Friday, 3 September 2010

Ayahuasca: a Peruvian potion offers spiritual experiences

Neither repented they of their murders, nor of their sorceries, nor of their fornication, nor of their thefts. Revelation 9:21

According to Vine's Expository Dictionary of New Testament Words (1940), the Greek word for sorcery is pharmakia or pharmakeia, which
...primarily signified the use of medicines, drugs, spells...
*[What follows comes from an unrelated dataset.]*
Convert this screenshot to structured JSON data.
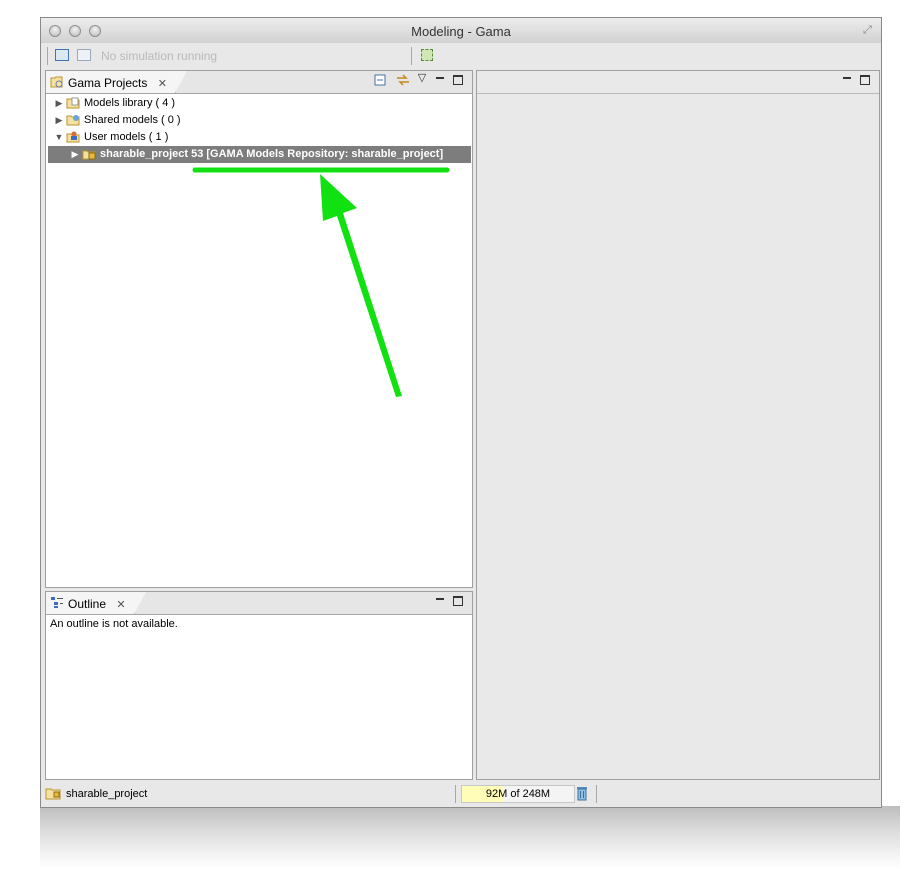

...In sorcery, the drugs, whether simple or potent, was generally accompanied by incantations and appeals to occult powers, with the provision of various charms, amulets, etc., professedly designed to keep the applicant or patient from the attention and power of demons, but actually to impress the applicant with the mysterious resources and powers of the sorcerer.

As reported in The Washington Post of August 21, 2010:

IQUITOS, PERU -- Kevin Simmons, a 28-year-old Chicago native, said he "was stuck" -- depressed, locked away in his home and taking more than a year to even open his e-mail.

The road to recovery, he said, came deep in the Peruvian jungle, in the form of a sludgelike concoction the Indians call "the sacred vine of the soul."

The potion is ayahuasca, and increasingly, it is becoming an elixir for foreigners grappling with everything from depression to childhood trauma. Coming from the United States and as far away as Australia, they arrive in a jungle city of faded glory to participate in ayahuasca rituals offered by a range of healing centers.

Ayahuasca may taste like ground-up earth, but many leave here praising the brew in reverential terms for having purged them of demons and shown them a clarity about life that they never thought possible.

"It's provided a sense of okay-ness, this maternal reassurance that everything is all right," said Simmons, who now does environmental work in Panama. "It made me feel like trying again, reminding me of this beautiful internal world that we have."...

...Some also visit the Blue Morpho ayahuasca center, founded by Hamilton Souther.

Fresh out of college with an anthropology degree, Souther said, he was feeling lost in the world when he had a spontaneous mystical experience and interactions with spirits. The message he received: Go to Peru, he recounted. He left California in 2001 and trained for nearly two years in the jungle to be a master shaman...

...Though ayahuasca is technically a hallucinogen -- it contains a hallucinogenic alkaloid that is illegal in the United States -- the plant is not addictive. In fact, it has been shown to help overcome addictions, said Charles Grob, a professor of psychiatry and pediatrics at UCLA medical school who oversaw a study in the 1990s of the members of a Brazilian church that uses ayahuasca in its sacrament.

Grob said there are no clinical studies to show that ayahuasca alleviates depression but the anecdotal evidence is tantalizing.

"I believe, and my colleagues believe, that it holds great potential for helping us further understand the mind, the realm of internal experience, psycho-spiritual experience," Grob said. "And it may have a very powerful potential on improving mental health."...

...The payoff can be profound, say those who have repeatedly used ayahuasca. Some say the potion provides an almost divine, transformative experience. Others describe new insights into their lives. The long, exhausting ceremonies where ayahuasca is consumed often end in intense joy.

Danny Vulic, 36, an Australian who has come to Peru twice for ayahuasca, said the brew has helped guide him as he makes decisions in life.

"You know, it is just really nurturing, caring, it is an amazing thing," he said. "I am always quite willing to surrender to the medicine completely. I want the work to be done. I have full trust in it."

Don't be surprised (you read it here first) if the use of ayahuasca or a similar hallucinogenic becomes popular within, and is recommended by, the emerging church.